Harm or Damage Caused to You by The Prosecution

You must show that;

The prosecution has caused damage to your reputation

You were charged with a crime that carried a jail sentence

Defending your case has cost you a great deal of money

You Won Your Case By;

Being found not guilty by a jury

The case being dropped before it reached court

The magistrates found no grounds for your case to proceed to trial in a crown court

You were initially found guilty but then freed on appeal

The Police Not Having Reasonable or Probable Cause to Try and Prosecute You

This is tricky as you have to prove the following two things which are the hardest of them all;

That the police never believed you to be guilty

There was never a good reason why the police would believe you to be guilty

The Police Acted In A Malicious Way Towards You

You must prove that you were prosecuted by the police for malicious reasons only, ie, they had an unacceptable reason for the prosecution.

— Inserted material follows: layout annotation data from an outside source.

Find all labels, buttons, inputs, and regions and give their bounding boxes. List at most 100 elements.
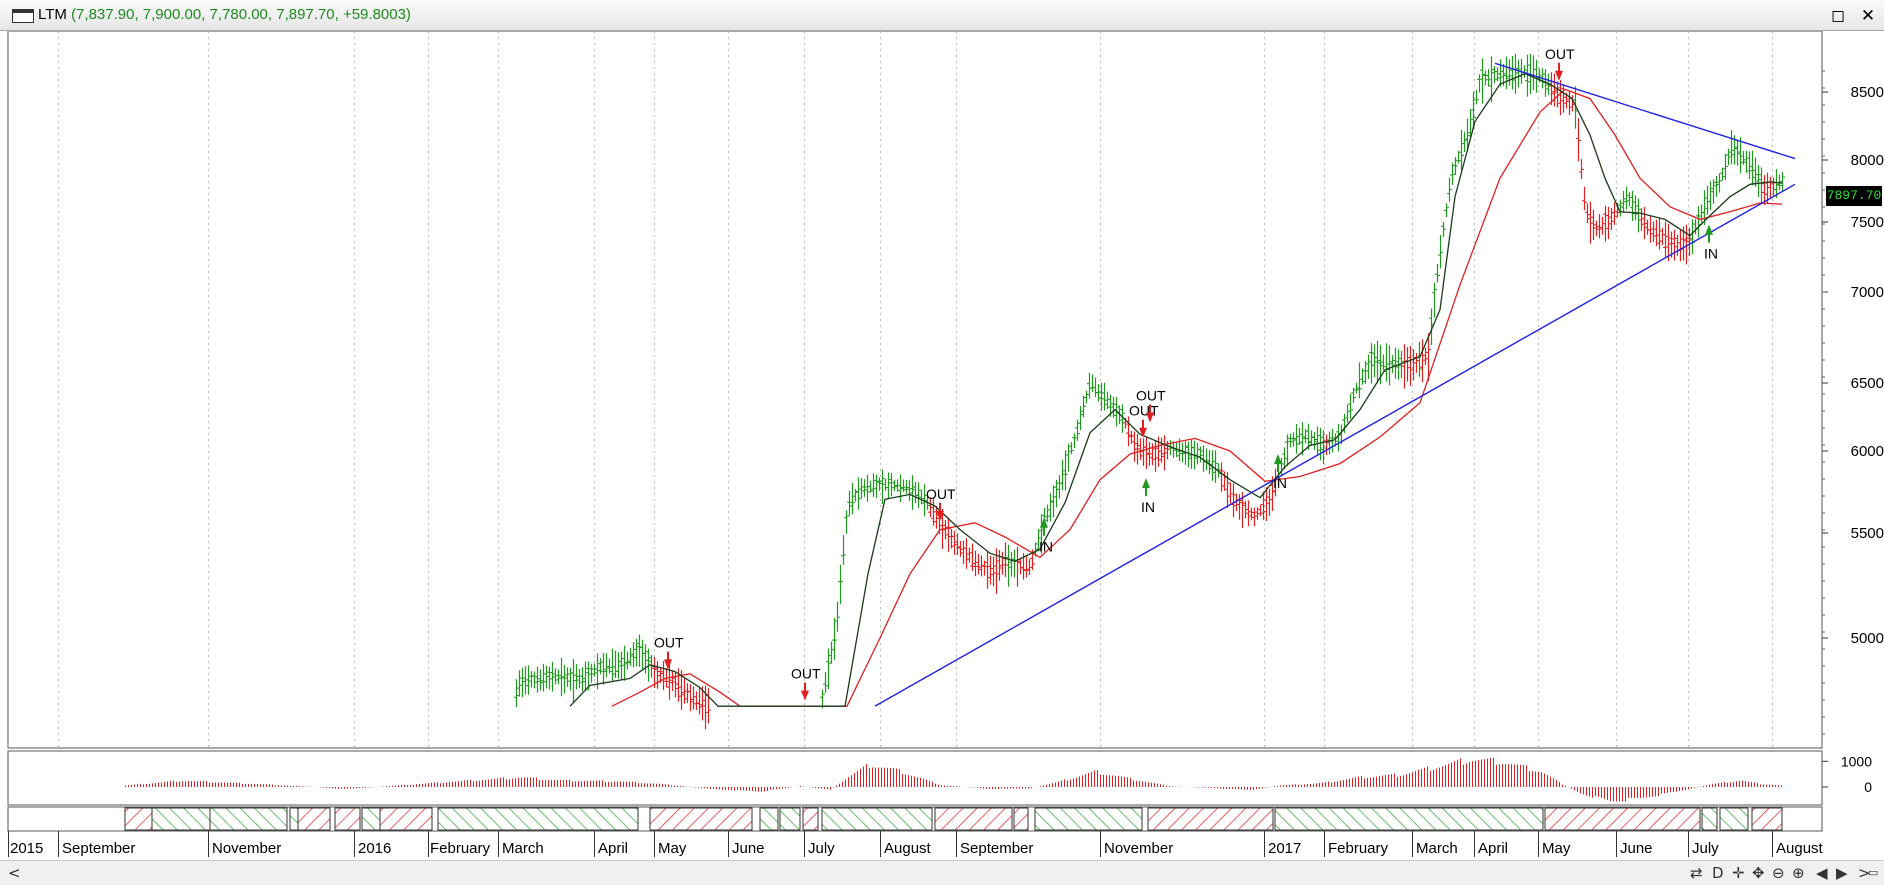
x-tick-label: 2017 (1268, 840, 1301, 857)
signal-label: OUT (926, 486, 956, 502)
trendline-lower (874, 183, 1796, 707)
x-tick-label: September (62, 840, 135, 857)
y-tick-label: 7500 (1851, 214, 1884, 231)
ohlc-readout: (7,837.90, 7,900.00, 7,780.00, 7,897.70,… (71, 6, 411, 23)
trendline-upper (1494, 62, 1796, 160)
signal-label: IN (1704, 246, 1718, 262)
regime-segment (1751, 807, 1783, 831)
x-tick-label: November (212, 840, 281, 857)
regime-strip (124, 807, 1783, 831)
x-tick-label: November (1104, 840, 1173, 857)
signal-label: OUT (1129, 403, 1159, 419)
in-arrow-icon (1705, 224, 1713, 243)
signal-label: OUT (1136, 388, 1166, 404)
x-tick-label: May (1542, 840, 1571, 857)
regime-segment (1034, 807, 1143, 831)
signal-label: OUT (791, 666, 821, 682)
y-tick-label: 6000 (1851, 443, 1884, 460)
x-tick-label: March (502, 840, 544, 857)
out-arrow-icon (1146, 404, 1154, 423)
crosshair-icon[interactable]: ✛ (1732, 864, 1745, 882)
x-tick-label: April (598, 840, 628, 857)
out-arrow-icon (664, 651, 672, 670)
scroll-right-icon[interactable]: > (1858, 864, 1871, 882)
regime-segment (1544, 807, 1701, 831)
regime-segment (649, 807, 753, 831)
axes: 2015 September November 2016 February March Ap… (8, 70, 1884, 857)
status-bar: < > ⇄ D ✛ ✥ ⊖ ⊕ ◀ ▶ ▭ (0, 860, 1884, 885)
zoom-out-icon[interactable]: ⊖ (1772, 864, 1785, 882)
x-tick-label: August (1776, 840, 1824, 857)
in-arrow-icon (1142, 478, 1150, 497)
regime-segment (437, 807, 639, 831)
x-tick-label: February (1328, 840, 1389, 857)
regime-segment (934, 807, 1013, 831)
chart-window-icon (12, 9, 34, 23)
regime-segment (297, 807, 331, 831)
ma-fast-line (569, 72, 1783, 707)
regime-segment (124, 807, 153, 831)
scroll-forward-icon[interactable]: ▶ (1836, 864, 1848, 882)
scroll-back-icon[interactable]: ◀ (1816, 864, 1828, 882)
x-tick-label: June (732, 840, 765, 857)
regime-segment (334, 807, 361, 831)
out-arrow-icon (1555, 62, 1563, 81)
gridlines (7, 31, 1823, 832)
regime-segment (759, 807, 779, 831)
y-tick-label: 7000 (1851, 284, 1884, 301)
signal-label: IN (1141, 499, 1155, 515)
x-tick-label: August (884, 840, 932, 857)
regime-segment (289, 807, 299, 831)
regime-segment (1274, 807, 1544, 831)
last-price-tag: 7897.70 (1826, 186, 1882, 206)
x-tick-label: July (808, 840, 835, 857)
y-tick-label: 6500 (1851, 375, 1884, 392)
pan-icon[interactable]: ✥ (1752, 864, 1765, 882)
chart-area[interactable]: OUT OUT OUT IN OUT OUT IN IN OUT IN 2015 September… (0, 31, 1884, 860)
symbol-label: LTM (38, 6, 67, 23)
window-title: LTM (7,837.90, 7,900.00, 7,780.00, 7,897… (38, 6, 411, 23)
signal-label: OUT (1545, 46, 1575, 62)
regime-segment (151, 807, 211, 831)
indicator-lines (569, 62, 1796, 707)
out-arrow-icon (936, 502, 944, 521)
regime-segment (209, 807, 288, 831)
x-tick-label: 2016 (358, 840, 391, 857)
in-arrow-icon (1274, 454, 1282, 473)
osc-y-tick-label: 1000 (1841, 753, 1872, 769)
x-tick-label: April (1478, 840, 1508, 857)
zoom-in-icon[interactable]: ⊕ (1792, 864, 1805, 882)
osc-y-tick-label: 0 (1864, 779, 1872, 795)
sync-icon[interactable]: ⇄ (1690, 864, 1703, 882)
y-tick-label: 5000 (1851, 630, 1884, 647)
oscillator-panel (125, 757, 1782, 802)
x-tick-label: June (1620, 840, 1653, 857)
panel-toggle-icon[interactable]: ▭ (1868, 866, 1879, 879)
close-button[interactable]: ✕ (1860, 6, 1876, 26)
regime-segment (379, 807, 433, 831)
regime-segment (779, 807, 801, 831)
maximize-button[interactable]: ◻ (1830, 6, 1846, 26)
signal-label: OUT (654, 635, 684, 651)
daily-period-button[interactable]: D (1712, 864, 1724, 882)
window-title-bar: LTM (7,837.90, 7,900.00, 7,780.00, 7,897… (0, 0, 1884, 31)
signal-label: IN (1273, 475, 1287, 491)
regime-segment (1147, 807, 1274, 831)
x-tick-label: 2015 (10, 840, 43, 857)
regime-segment (821, 807, 933, 831)
x-tick-label: March (1416, 840, 1458, 857)
y-tick-label: 8500 (1851, 84, 1884, 101)
scroll-left-icon[interactable]: < (8, 864, 21, 882)
x-tick-label: July (1692, 840, 1719, 857)
main-panel-frame (7, 31, 1823, 749)
regime-segment (361, 807, 381, 831)
in-arrow-icon (1040, 517, 1048, 536)
x-tick-label: September (960, 840, 1033, 857)
x-tick-label: February (430, 840, 491, 857)
regime-segment (1013, 807, 1029, 831)
regime-segment (802, 807, 819, 831)
x-tick-label: May (658, 840, 687, 857)
y-tick-label: 8000 (1851, 152, 1884, 169)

This is generally done in one of 2 ways; either you refer to something said by a police officer or prove that the circumstances around your prosecution clearly show that the police didn’t act properly. 

As well as malicious prosecution, you can also claim compensation for what is known as a miscarriage of justice. This is when you are found guilty but new facts come to light at a later date which proves you are innocent or casts too much doubt on your guilt for you not to be freed.